L’amyraldianisme
Né en septembre 1596 à Bourgueil, mort le 8 janvier 1664 à Saumur, Moïse Amyraut est un théologien protestant français. L’un des théologiens les plus distingués et les plus influents du XVIIe siècle, il occupa une place importante dans l’histoire de la théologie réformée.
L'amyraldianisme est le système de théologie réformée proposée par le théologien français Moïse Amyraut et ses associés à l'Académie de Saumur au 17e siècle. Ses enseignements distinctifs en rapport avec d'autres systèmes (calvinisme, arminianisme et luthérianisme) se concentraient sur les doctrines de la grâce, de la prédestination et du dessein de l'expiation.

Fondamentalement, Amyraut s'engagea dans une controverse avec les calvinistes de son temps qui ont façonné leur système théologique autour du décret de la prédestination. La théologie réformée du 17e siècle tournait autour de l'élection souveraine et de la réprobation. Amyraut insistait que la doctrine principale de la théologie chrétienne n'est pas la prédestination mais la foi qui justifie. (...) Pour Amyraut, la prédestination est un mystère impénétrable qui offre une explication au fait que certains acceptent Christ alors que d'autres le rejettent.

(...) L'alliance de la grâce établie entre Dieu et l'humanité requière la foi dans l'oeuvre accomplie par Christ. Dans l'amyraldianisme, l'alliance de la grâce est divisée en deux parties : une alliance conditionnelle de grâce universelle et une alliance inconditionnelle de grâce particulière. Pour quelle soit actualisée, la grâce universelle demande que la condition de la foi soit remplie. Pour l'alliance inconditionnelle de grâce particulière, elle prend racine dans le bon plaisir de Dieu, elle n'appelle pas la foi comme condition, plutôt elle crée la foi chez la personne qui est élue.

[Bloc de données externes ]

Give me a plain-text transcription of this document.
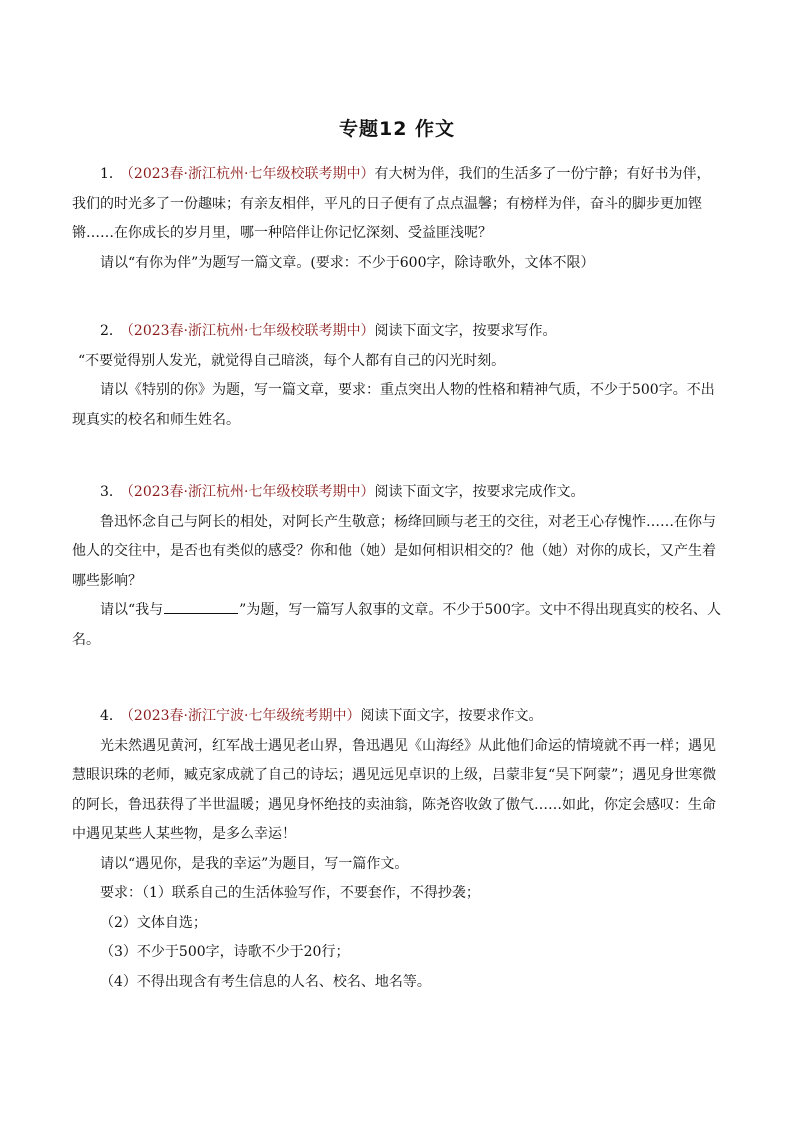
专题12 作文

1． （2023春·浙江杭州·七年级校联考期中）有大树为伴，我们的生活多了一份宁静；有好书为伴，我们的时光多了一份趣味；有亲友相伴，平凡的日子便有了点点温馨；有榜样为伴，奋斗的脚步更加铿锵……在你成长的岁月里，哪一种陪伴让你记忆深刻、受益匪浅呢？

请以“有你为伴”为题写一篇文章。(要求：不少于600字，除诗歌外，文体不限）

2． （2023春·浙江杭州·七年级校联考期中）阅读下面文字，按要求写作。

“不要觉得别人发光，就觉得自己暗淡，每个人都有自己的闪光时刻。

请以《特别的你》为题，写一篇文章，要求：重点突出人物的性格和精神气质，不少于500字。不出现真实的校名和师生姓名。

3． （2023春·浙江杭州·七年级校联考期中）阅读下面文字，按要求完成作文。

鲁迅怀念自己与阿长的相处，对阿长产生敬意；杨绛回顾与老王的交往，对老王心存愧怍……在你与他人的交往中，是否也有类似的感受？你和他（她）是如何相识相交的？他（她）对你的成长，又产生着哪些影响？

请以“我与	”为题，写一篇写人叙事的文章。不少于500字。文中不得出现真实的校名、人名。

4． （2023春·浙江宁波·七年级统考期中）阅读下面文字，按要求作文。

光未然遇见黄河，红军战士遇见老山界，鲁迅遇见《山海经》从此他们命运的情境就不再一样；遇见慧眼识珠的老师，臧克家成就了自己的诗坛；遇见远见卓识的上级，吕蒙非复“吴下阿蒙”；遇见身世寒微的阿长，鲁迅获得了半世温暖；遇见身怀绝技的卖油翁，陈尧咨收敛了傲气……如此，你定会感叹：生命中遇见某些人某些物，是多么幸运！

请以“遇见你，是我的幸运”为题目，写一篇作文。

要求：（1）联系自己的生活体验写作，不要套作，不得抄袭；

（2）文体自选；

（3）不少于500字，诗歌不少于20行；

（4）不得出现含有考生信息的人名、校名、地名等。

La théologie de l'alliance d'Amyraut - particulièrement sa division de l'alliance de la grâce en une alliance conditionnelle de grâce universelle et une alliance inconditionnelle de grâce particulière - procure la base à une distinction unique de l'amyraldianisme, c'est-à-dire, la doctrine de la prédestination universelle hypothétique. Selon Amyraut, il existe une volonté de Dieu à deux volets dans la prédestination - une volonté universelle et conditionnelle de même qu'une volonté particulière et inconditionnelle. Concernant la première, Amyraut enseignait que Dieu voulait le salut de tous à condition qu'ils croient. Cette volonté de Dieu universelle, conditionnelle est faiblement révélée dans la nature mais de manière claire dans l'évangile de Christ. Ce qui est implicite dans cette première volonté est l'affirmation suivante : si la personne ne croit pas, Dieu n'a pas, en fait, voulu qu'elle soit sauvée. Sans l'accomplissement de cette condition (la foi) le salut procuré par Christ n'a pas d'effet. Amyraut base sa doctrine de la prédestination universelle hypothétique sur des textes bibliques tels que Ez.18:23, Jn.3:16 et 2Pi.3:9.

Ez.18:23 Est-ce que je désire avant tout la mort du méchant? --oracle du Seigneur, l'Éternel. N'est-ce pas qu'il se détourne de sa voie et qu'il vive?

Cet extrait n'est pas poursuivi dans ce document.